The structure that keeps track of which entry is in which file would look something like this (from an interface point of view)
struct EntryFileMap {
EntryFileMap(const std::vector<std::string>& filenames, const std::vector<podio::SIOFileTocRecord>& tocRecords);
std::tuple<sio::ifstream&, unsigned> getFileAndPosition(const std::string& category, unsigned iEntry) const;
};
For the implementation one would probably go with something like a
std::vector<std::string> m_filenames; ///< All the file names
sio::ifstream m_currentStream; ///< The currently open stream / file
unsigned m_currentStreamIdx; ///< The index in the filenames vector of the currently open stream
std::vector<SIOFileTocRecord> m_fileTOCRecords; ///< The toc records of each file
Then getFileAndPosition
should be implementable in a fairly straight forward manner:
Hi @tmadlener,
Thanks so much for the detailed explanation! While it sounds like there's a bit more complexity than I initially anticipated, I'm still very interested in working on this and getting some hands-on experience with the SIOReader
code.
To get started, I had a couple of questions for clarification:
In the new structure EntryFileMap
, how will it handle situations where an entry might span multiple files?
For the openFiles
method, is there a specific way we want to handle potential errors during the TOC record reading process for each file?
I'm happy to jump in and start working on the structure that keeps track of entries and files (potentially EntryFileMap
). Do you have any specific guidance on the implementation approach for this part? Also, are there any project community calls that I can be a part of to know more & discuss this further?
Thanks,
Anushka.
Glad to hear it :) And obviously very happy to help along the way.
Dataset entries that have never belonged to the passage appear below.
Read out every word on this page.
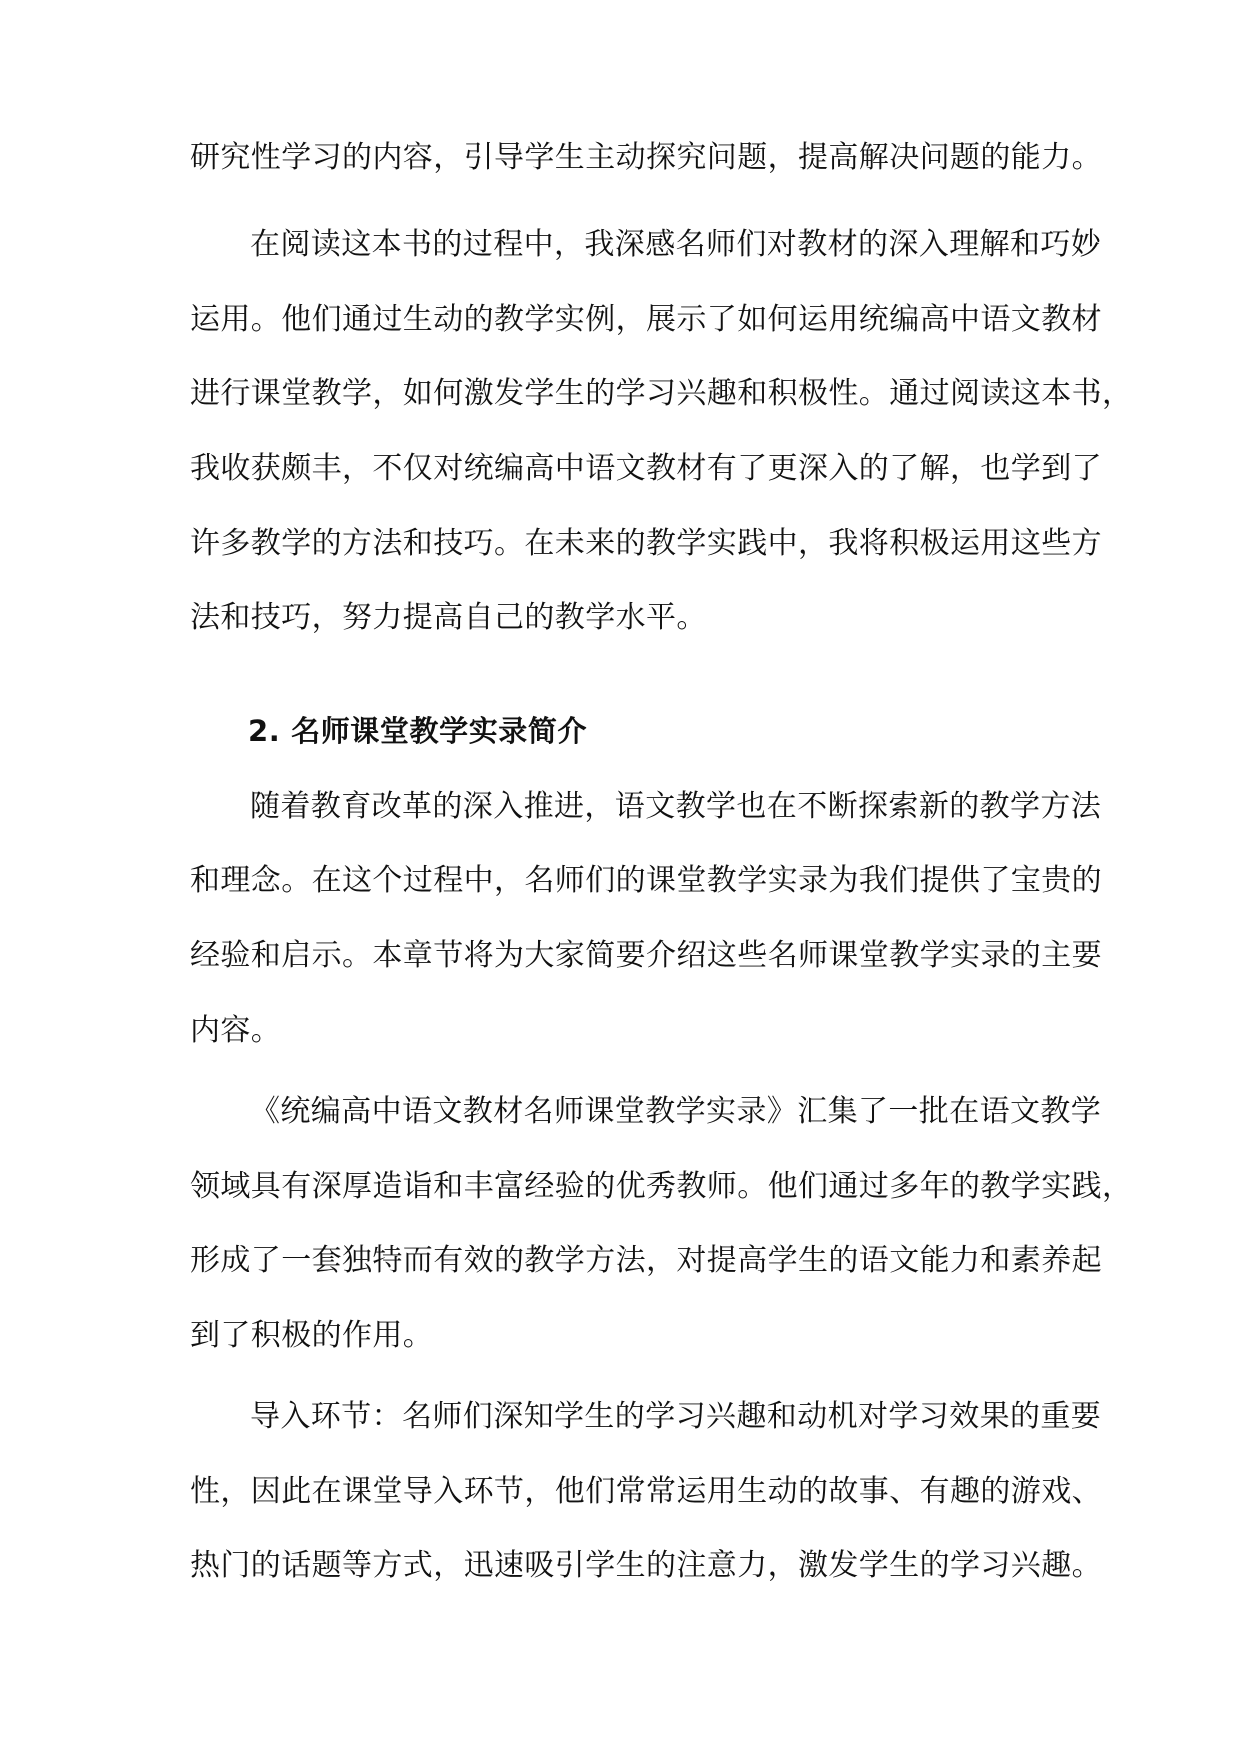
研究性学习的内容，引导学生主动探究问题，提高解决问题的能力。
在阅读这本书的过程中，我深感名师们对教材的深入理解和巧妙
运用。他们通过生动的教学实例，展示了如何运用统编高中语文教材
进行课堂教学，如何激发学生的学习兴趣和积极性。通过阅读这本书，
我收获颇丰，不仅对统编高中语文教材有了更深入的了解，也学到了
许多教学的方法和技巧。在未来的教学实践中，我将积极运用这些方
法和技巧，努力提高自己的教学水平。
2. 名师课堂教学实录简介
随着教育改革的深入推进，语文教学也在不断探索新的教学方法
和理念。在这个过程中，名师们的课堂教学实录为我们提供了宝贵的
经验和启示。本章节将为大家简要介绍这些名师课堂教学实录的主要
内容。
《统编高中语文教材名师课堂教学实录》汇集了一批在语文教学
领域具有深厚造诣和丰富经验的优秀教师。他们通过多年的教学实践，
形成了一套独特而有效的教学方法，对提高学生的语文能力和素养起
到了积极的作用。
导入环节：名师们深知学生的学习兴趣和动机对学习效果的重要
性，因此在课堂导入环节，他们常常运用生动的故事、有趣的游戏、
热门的话题等方式，迅速吸引学生的注意力，激发学生的学习兴趣。
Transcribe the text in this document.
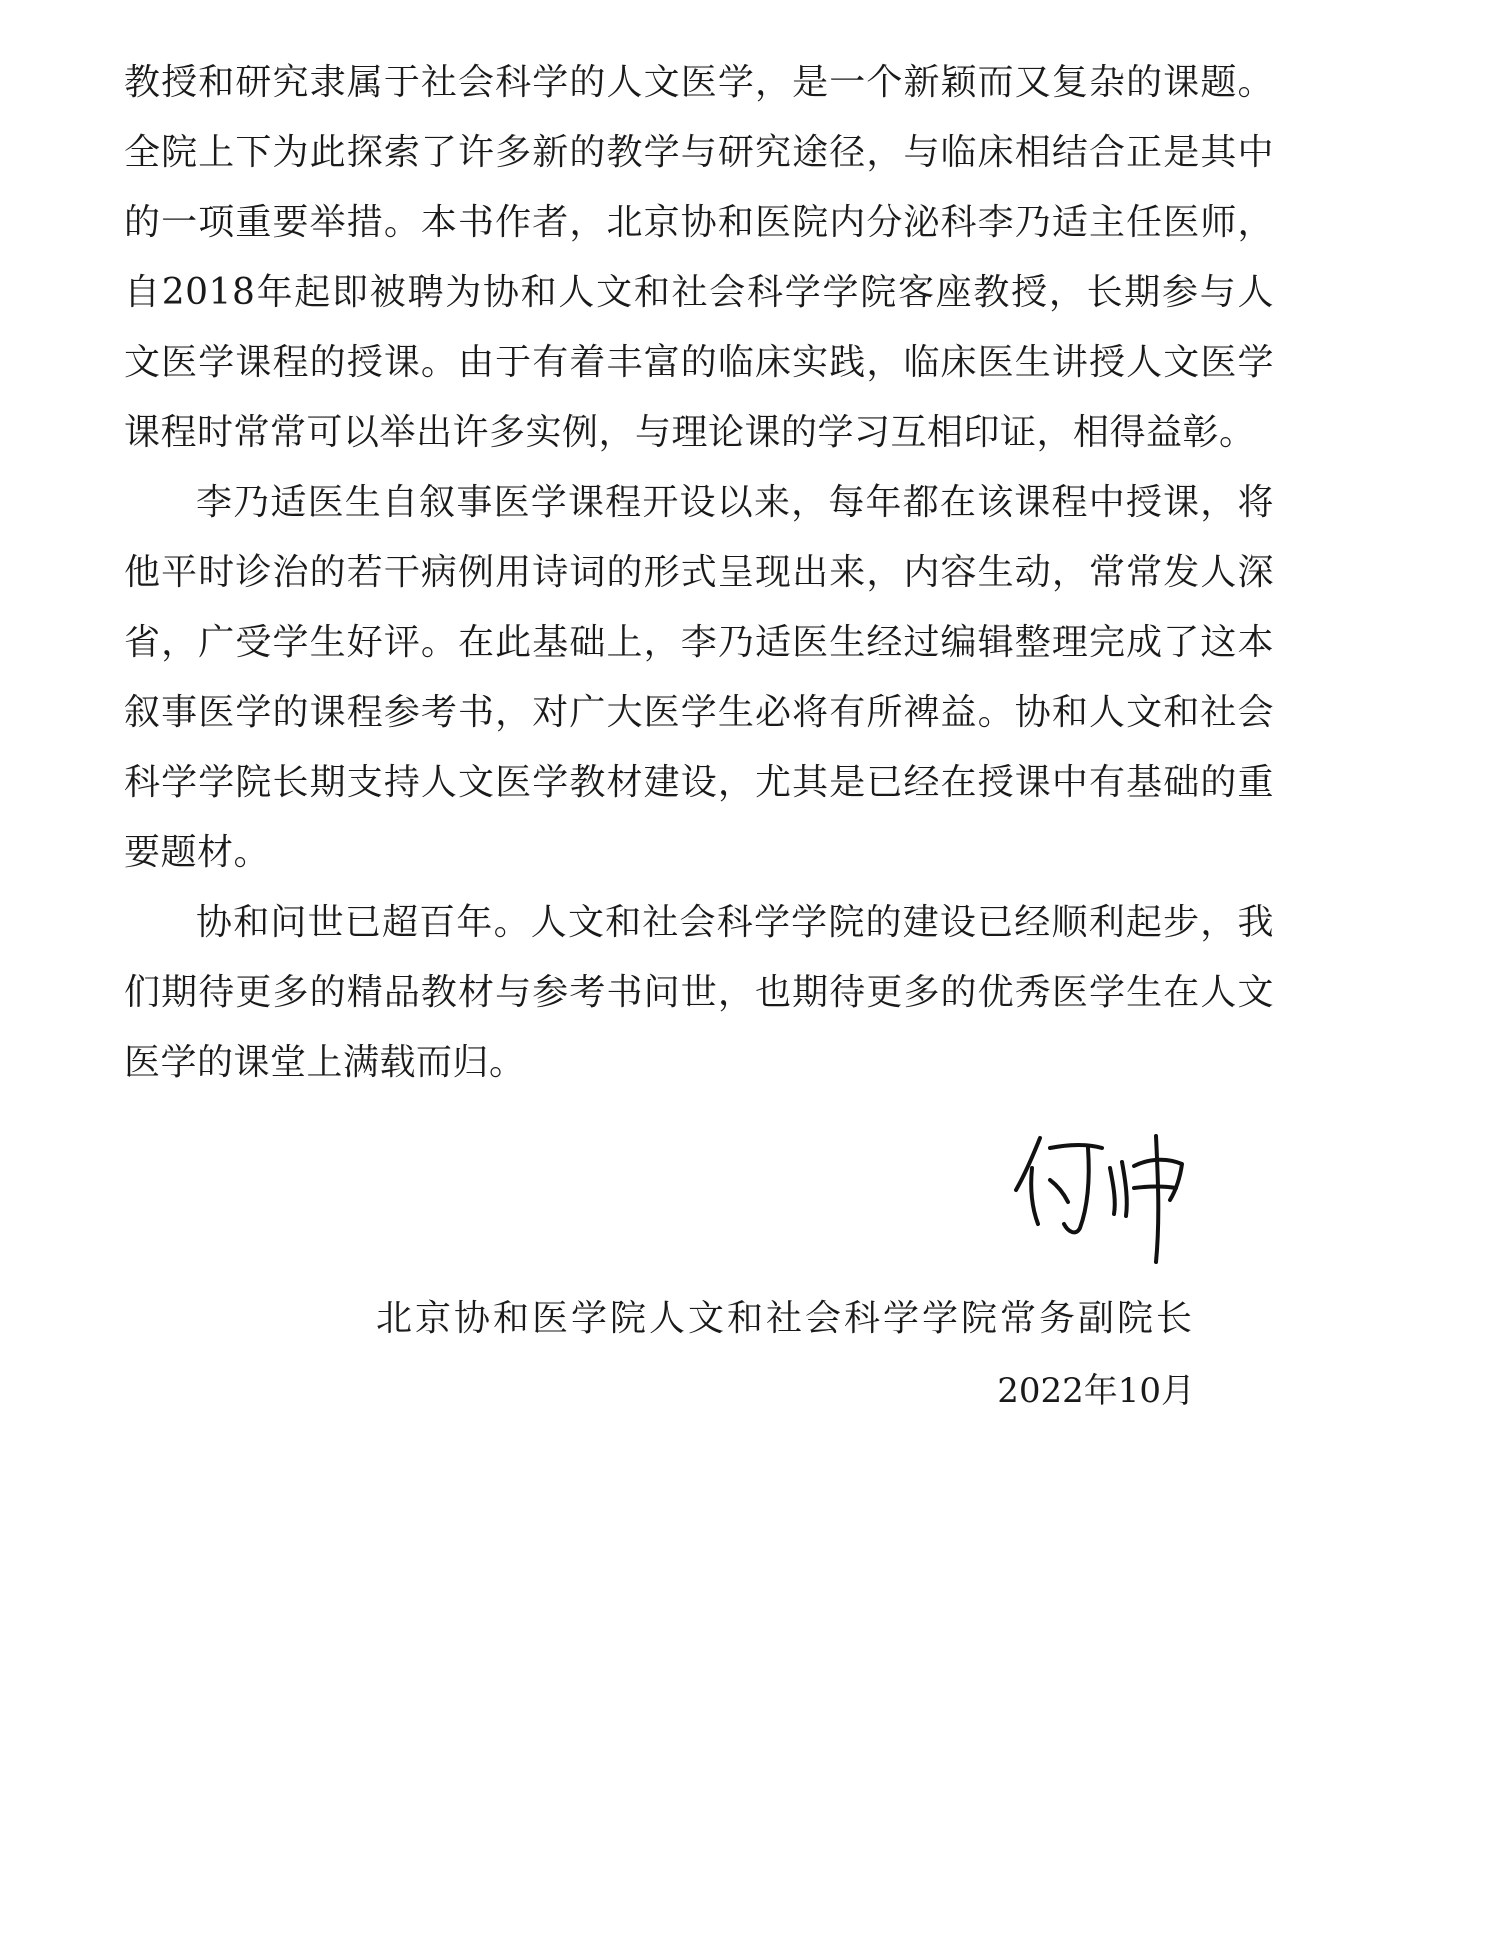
教授和研究隶属于社会科学的人文医学，是一个新颖而又复杂的课题。全院上下为此探索了许多新的教学与研究途径，与临床相结合正是其中的一项重要举措。本书作者，北京协和医院内分泌科李乃适主任医师，自2018年起即被聘为协和人文和社会科学学院客座教授，长期参与人文医学课程的授课。由于有着丰富的临床实践，临床医生讲授人文医学课程时常常可以举出许多实例，与理论课的学习互相印证，相得益彰。

李乃适医生自叙事医学课程开设以来，每年都在该课程中授课，将他平时诊治的若干病例用诗词的形式呈现出来，内容生动，常常发人深省，广受学生好评。在此基础上，李乃适医生经过编辑整理完成了这本叙事医学的课程参考书，对广大医学生必将有所裨益。协和人文和社会科学学院长期支持人文医学教材建设，尤其是已经在授课中有基础的重要题材。

协和问世已超百年。人文和社会科学学院的建设已经顺利起步，我们期待更多的精品教材与参考书问世，也期待更多的优秀医学生在人文医学的课堂上满载而归。

北京协和医学院人文和社会科学学院常务副院长
2022年10月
To answer your specific questions:
In the new structure
EntryFileMap
, how will it handle situations where an entry might span multiple files?
Entries will always be fully within one file, unless there is a problem with the file. However, in that case there is not too much we can do in any case.
For the openFiles method, is there a specific way we want to handle potential errors during the TOC record reading process for each file?
For the first version we simply go the easiest way; If we find an issue in any of the files during TOC reading, we will just throw an exception, as there is again not too much we can do with faulty input files.
Do you have any specific guidance on the implementation approach for this part?
I would start with something a long the lines in my original comment. I am fairly certain it will need some refinement that we will discover throughout the development.
Also, are there any project community calls that I can be a part of to know more & discuss this further?
No, not really at this point.
Currently the
SIOReader
does not support automatic file switching.